We report broad serological profiles within the cohort, detecting antibody binding to other human coronaviruses. 202(>99%) participants had SARS-CoV-2 specific antibodies, with SARS-CoV-2 neutralization and spike-ACE2 receptor interaction blocking observed in 193(95%) individuals. A significant positive correlation (r=0.7804) between spike-ACE2 blocking antibody titers and neutralization potency was observed. Further, SARS-CoV-2 specific CD8 T-cell responses were clear and quantifiable in 95 of 106(90%) HLA-A2 individuals.
The viral surface spike protein was identified as the dominant target for both neutralizing antibodies and CD8 T-cell responses. Overall, the majority of patients had robust adaptive immune responses, regardless of their disease severity.
This study was supported by the Danish Ministry for Research and Education (grant# 0238-00001B) and The Danish Innovation Fund (grant# 0208-00018B).
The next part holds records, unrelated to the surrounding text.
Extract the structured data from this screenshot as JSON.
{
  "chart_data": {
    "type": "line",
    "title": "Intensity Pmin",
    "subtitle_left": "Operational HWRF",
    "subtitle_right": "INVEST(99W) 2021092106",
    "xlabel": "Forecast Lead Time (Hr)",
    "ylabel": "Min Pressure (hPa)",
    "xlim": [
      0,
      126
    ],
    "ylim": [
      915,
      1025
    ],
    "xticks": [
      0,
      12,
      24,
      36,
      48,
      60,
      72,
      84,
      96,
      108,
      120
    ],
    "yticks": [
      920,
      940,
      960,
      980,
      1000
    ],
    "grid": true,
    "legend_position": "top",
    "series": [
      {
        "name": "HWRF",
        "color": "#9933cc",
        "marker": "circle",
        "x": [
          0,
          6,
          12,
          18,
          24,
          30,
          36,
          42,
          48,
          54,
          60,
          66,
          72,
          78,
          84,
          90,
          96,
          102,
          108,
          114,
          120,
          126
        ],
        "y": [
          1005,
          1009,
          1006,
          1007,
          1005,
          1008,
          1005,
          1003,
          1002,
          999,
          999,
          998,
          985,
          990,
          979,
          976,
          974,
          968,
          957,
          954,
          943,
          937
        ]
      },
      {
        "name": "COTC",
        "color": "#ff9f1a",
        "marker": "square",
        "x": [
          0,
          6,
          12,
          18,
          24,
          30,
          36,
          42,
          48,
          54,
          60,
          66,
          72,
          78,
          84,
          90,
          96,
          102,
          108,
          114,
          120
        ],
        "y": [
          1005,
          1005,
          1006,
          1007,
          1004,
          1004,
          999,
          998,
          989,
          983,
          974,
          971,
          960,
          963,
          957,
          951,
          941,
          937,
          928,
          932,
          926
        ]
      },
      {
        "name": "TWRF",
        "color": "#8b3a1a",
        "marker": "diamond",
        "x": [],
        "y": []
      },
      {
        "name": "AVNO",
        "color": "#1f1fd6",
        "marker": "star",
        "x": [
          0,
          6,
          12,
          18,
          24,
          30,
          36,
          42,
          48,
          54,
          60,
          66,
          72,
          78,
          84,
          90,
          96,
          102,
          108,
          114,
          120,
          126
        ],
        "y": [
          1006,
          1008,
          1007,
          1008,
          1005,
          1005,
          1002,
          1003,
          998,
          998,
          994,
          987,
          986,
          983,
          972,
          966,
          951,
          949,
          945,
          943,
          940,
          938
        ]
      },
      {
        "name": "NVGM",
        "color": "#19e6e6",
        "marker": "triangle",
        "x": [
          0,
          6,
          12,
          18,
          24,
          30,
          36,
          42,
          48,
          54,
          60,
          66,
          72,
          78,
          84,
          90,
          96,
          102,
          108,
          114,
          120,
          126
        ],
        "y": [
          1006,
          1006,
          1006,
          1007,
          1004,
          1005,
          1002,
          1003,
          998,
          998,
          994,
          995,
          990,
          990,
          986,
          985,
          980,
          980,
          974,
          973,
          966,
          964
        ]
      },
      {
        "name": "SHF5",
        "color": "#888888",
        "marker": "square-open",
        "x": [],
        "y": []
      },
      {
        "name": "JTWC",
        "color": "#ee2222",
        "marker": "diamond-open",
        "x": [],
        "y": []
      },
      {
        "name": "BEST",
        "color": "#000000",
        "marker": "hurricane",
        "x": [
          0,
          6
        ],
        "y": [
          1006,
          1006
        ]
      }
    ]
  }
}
严重急性呼吸综合征冠状病毒2(SARS-CoV-2)大流行目前在全球肆虐。为了解SARS-CoV-2感染的免疫特征,并有助于新治疗方法和疫苗的研究与评估,需要对针对SARS-CoV-2的适应性免疫反应进行全面表征。
我们纳入了2020年4月3日至7月9日期间丹麦203例康复的SARS-CoV-2感染患者,这些患者在新型冠状病毒肺炎(COVID-19)症状恢复后至少14天。参与者经历了从无症状到重症的一系列疾病严重程度。我们收集了血浆、血清和外周血单个核细胞(PBMC),通过中尺度分析来分析针对SARS-CoV-2的特异性抗体反应,包括其他冠状病毒株、血管紧张素转换酶2(ACE2)竞争、免疫球蛋白A(IgA)酶联免疫吸附测定(ELISA)、假病毒中和能力以及CD8 T细胞的四聚体流式细胞术分析。在队列中的严重程度组以及10例大流行前SARS-CoV-2阴性对照之间比较免疫结果。
我们报告了队列中的广泛血清学特征,检测到抗体与其他人类冠状病毒结合。202例(>99%)参与者具有SARS-CoV-2特异性抗体,193例(95%)个体观察到SARS-CoV-2中和以及刺突蛋白-ACE2受体相互作用阻断。观察到刺突蛋白-ACE2阻断抗体滴度与中和效力之间存在显著正相关(r=0.7804)。此外,在106例HLA-A2个体中的95例(90%)中,SARS-CoV-2特异性CD8 T细胞反应清晰且可量化。
病毒表面刺突蛋白被确定为中和抗体和CD8 T细胞反应的主要靶点。总体而言,大多数患者具有强大的适应性免疫反应,无论其疾病严重程度如何。
本研究由丹麦研究与教育部(资助编号:0238-00001B)和丹麦创新基金(资助编号:0208-00018B)资助。